Machine learning algorithms are also standard in the credit industry; banks and loaning institutions use them to predict the probability of a borrower to pay back as a basis whether to give them a loan or not. Even insurance companies use these algorithms to determine the premium an individual ought to pay based on the risk associated with them.

Bias in Machine Learning

Despite excelling at accuracy, speed and eliminating human subjectivity, ML algorithms are liable to bias. Machine Learning bias occurs when machine learning algorithms produce results that are systematically prejudiced in favour or against an individual, group, or characteristic that is considered to be unfair such as race, age, gender, disability, or ethnicity.

When searching for Machine Learning bias, almost all the articles in the data science community greets with the infamous Correctional Offender Management Profiling for Alternative Sanctions (COMPAS) example, so I will also greet you with the same. COMPAS is a prisoner ML-based assessment tool that is used to predict prisoners’ probability of re-offending once they are out of prison. Due to overcrowding in prisons, the system is used to identify prisoners with a low likelihood of re-offending.  “These prisoners are then scrutinized for potential release as a way to make room for incoming prisoners.” In 2016, third party audits were conducted to determine the truthfulness of the system. FindingS from and the review found that the algorithm’s predictions were biased by race. You can find the full COMPAS Machine Bias article here.

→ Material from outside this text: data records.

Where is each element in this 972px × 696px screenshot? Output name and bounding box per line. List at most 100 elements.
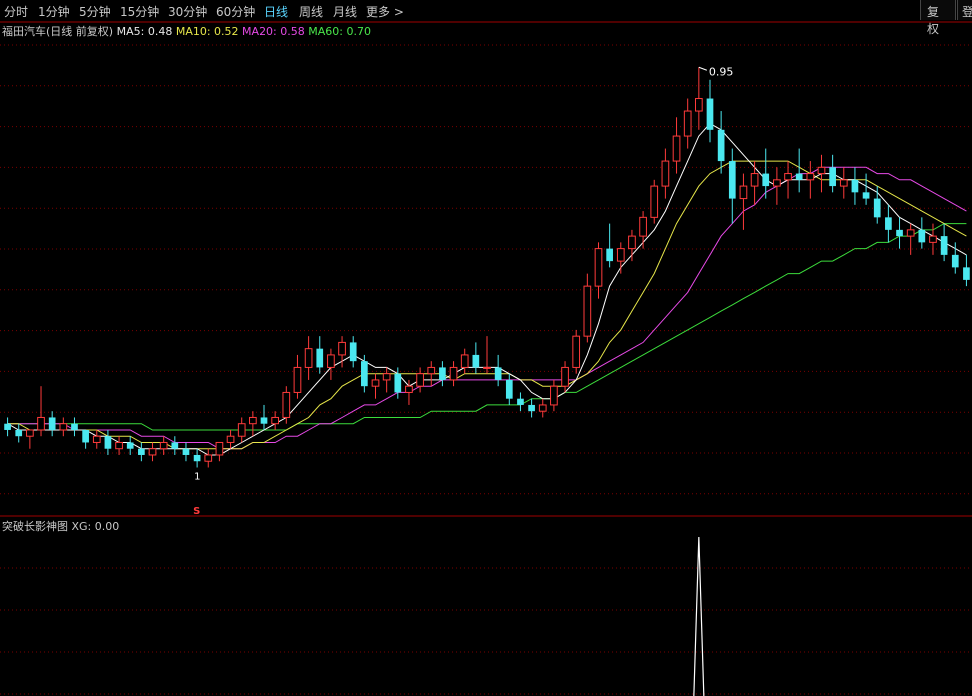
- candle: [517, 392, 524, 412]
- candle-body: [138, 448, 145, 455]
- ma20-line: [7, 166, 967, 450]
- high-price-pointer: [698, 66, 708, 71]
- candle-body: [193, 454, 201, 462]
- candle-body: [639, 216, 647, 237]
- candle-body: [906, 229, 915, 237]
- candle-body: [26, 429, 34, 437]
- candle: [148, 442, 157, 462]
- candle-body: [728, 161, 736, 199]
- signal-marker: S: [193, 506, 200, 517]
- candle: [26, 429, 34, 449]
- candle: [215, 441, 224, 462]
- candle: [739, 173, 748, 230]
- candle-body: [15, 429, 23, 437]
- candle: [449, 361, 458, 387]
- candle: [494, 354, 502, 387]
- candle: [237, 417, 246, 443]
- candle: [371, 373, 380, 399]
- candle-body: [104, 436, 112, 449]
- candle-body: [304, 348, 313, 368]
- candle-body: [271, 416, 280, 425]
- candle: [472, 342, 480, 374]
- candle: [82, 429, 89, 449]
- candle-body: [282, 391, 291, 418]
- candle: [427, 361, 436, 387]
- candle: [171, 436, 179, 455]
- candle: [728, 148, 736, 224]
- candle: [304, 336, 313, 380]
- candle: [538, 398, 547, 418]
- candle: [572, 329, 581, 374]
- candle: [918, 217, 926, 249]
- candle-body: [940, 236, 948, 255]
- candle: [862, 173, 870, 205]
- candle: [616, 242, 625, 274]
- candle-body: [338, 341, 346, 356]
- candle: [628, 229, 636, 262]
- candle: [460, 348, 469, 374]
- candle: [59, 417, 68, 437]
- candle: [583, 273, 592, 343]
- low-price-label: 1: [194, 471, 200, 482]
- candle-body: [316, 348, 324, 368]
- candle: [71, 417, 78, 437]
- candle-body: [449, 366, 458, 381]
- candle: [661, 148, 670, 199]
- candle: [561, 361, 569, 393]
- candle-body: [817, 166, 826, 175]
- candle-body: [249, 416, 257, 425]
- candle-body: [661, 160, 670, 187]
- candle-body: [918, 229, 926, 243]
- candle: [416, 367, 424, 393]
- candle: [104, 429, 112, 455]
- candle: [817, 154, 826, 193]
- candle-body: [4, 423, 11, 430]
- candle: [505, 373, 513, 405]
- candle: [260, 404, 268, 430]
- ma10-line: [7, 160, 967, 450]
- candle-body: [472, 354, 480, 368]
- candle-body: [148, 448, 157, 456]
- candle: [327, 348, 335, 380]
- candle-body: [327, 354, 335, 368]
- candle-body: [683, 110, 692, 137]
- candle-body: [505, 379, 513, 399]
- candle: [92, 429, 101, 449]
- candle-body: [71, 423, 78, 430]
- candle: [159, 436, 168, 455]
- candle-body: [126, 442, 134, 449]
- candle-body: [862, 192, 870, 199]
- candle-body: [59, 423, 68, 431]
- candle-body: [963, 267, 970, 280]
- candle-body: [762, 173, 770, 187]
- candle: [773, 167, 781, 205]
- candle-body: [159, 441, 168, 450]
- candles: [4, 67, 970, 468]
- candle-body: [606, 248, 613, 262]
- candle-body: [460, 354, 469, 368]
- candle-body: [717, 129, 725, 162]
- candle-body: [784, 173, 792, 181]
- kline-chart[interactable]: 0.95 1 S: [0, 0, 972, 696]
- candle-body: [115, 441, 123, 450]
- candle-body: [483, 366, 491, 369]
- candle: [606, 223, 613, 268]
- candle-body: [394, 373, 402, 393]
- candle: [550, 379, 558, 412]
- candle-body: [739, 185, 748, 200]
- candle: [839, 167, 848, 199]
- candle-body: [706, 98, 714, 130]
- candle: [694, 67, 703, 130]
- ma60-line: [7, 223, 967, 431]
- candle-body: [427, 366, 436, 375]
- candle-body: [349, 342, 357, 362]
- candle: [204, 448, 213, 468]
- candle: [4, 417, 11, 437]
- candle: [963, 254, 970, 287]
- candle-body: [829, 167, 836, 187]
- candle-body: [517, 398, 524, 405]
- candle: [717, 111, 725, 174]
- candle: [249, 411, 257, 437]
- candle-body: [616, 248, 625, 262]
- candle: [639, 211, 647, 249]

The other typical example is Amazon’s recruitment system that was meant to automate the recruitment system to increase recruitment efficiency and eliminate human bias. The model was meant to make predictions based on the candidate’s resumes. The results of the model resulted in having a model that favoured male over female candidates in engineering positions even when female candidates were more qualified. The project was discontinued by amazon after realizing the unintended bias that the algorithm had.

Sources of Bias.

Just like any other decisions, ML algorithms depend on data. All predictions that ML models make are a representation of data that it drew the patterns from to make decisions.  In the Amazon recruitment projects, the model learned on ten years pull of resumes dominated by male. The model favoured male candidates because male candidates use certain words that female candidates do not apply in their resumes.  The model prejudiced against female because it could not identify words that were used by successful male candidates in the training data in the female candidates’ resumes.

Conclusion

Inclusion of certain classes of people can be threatened if machine learning-based decision tools are developed with less conscious. As people who are in the forefront endorsing diversity and inclusion, we might once in a while want to check in with our ML colleagues to find out how inclusive their models are.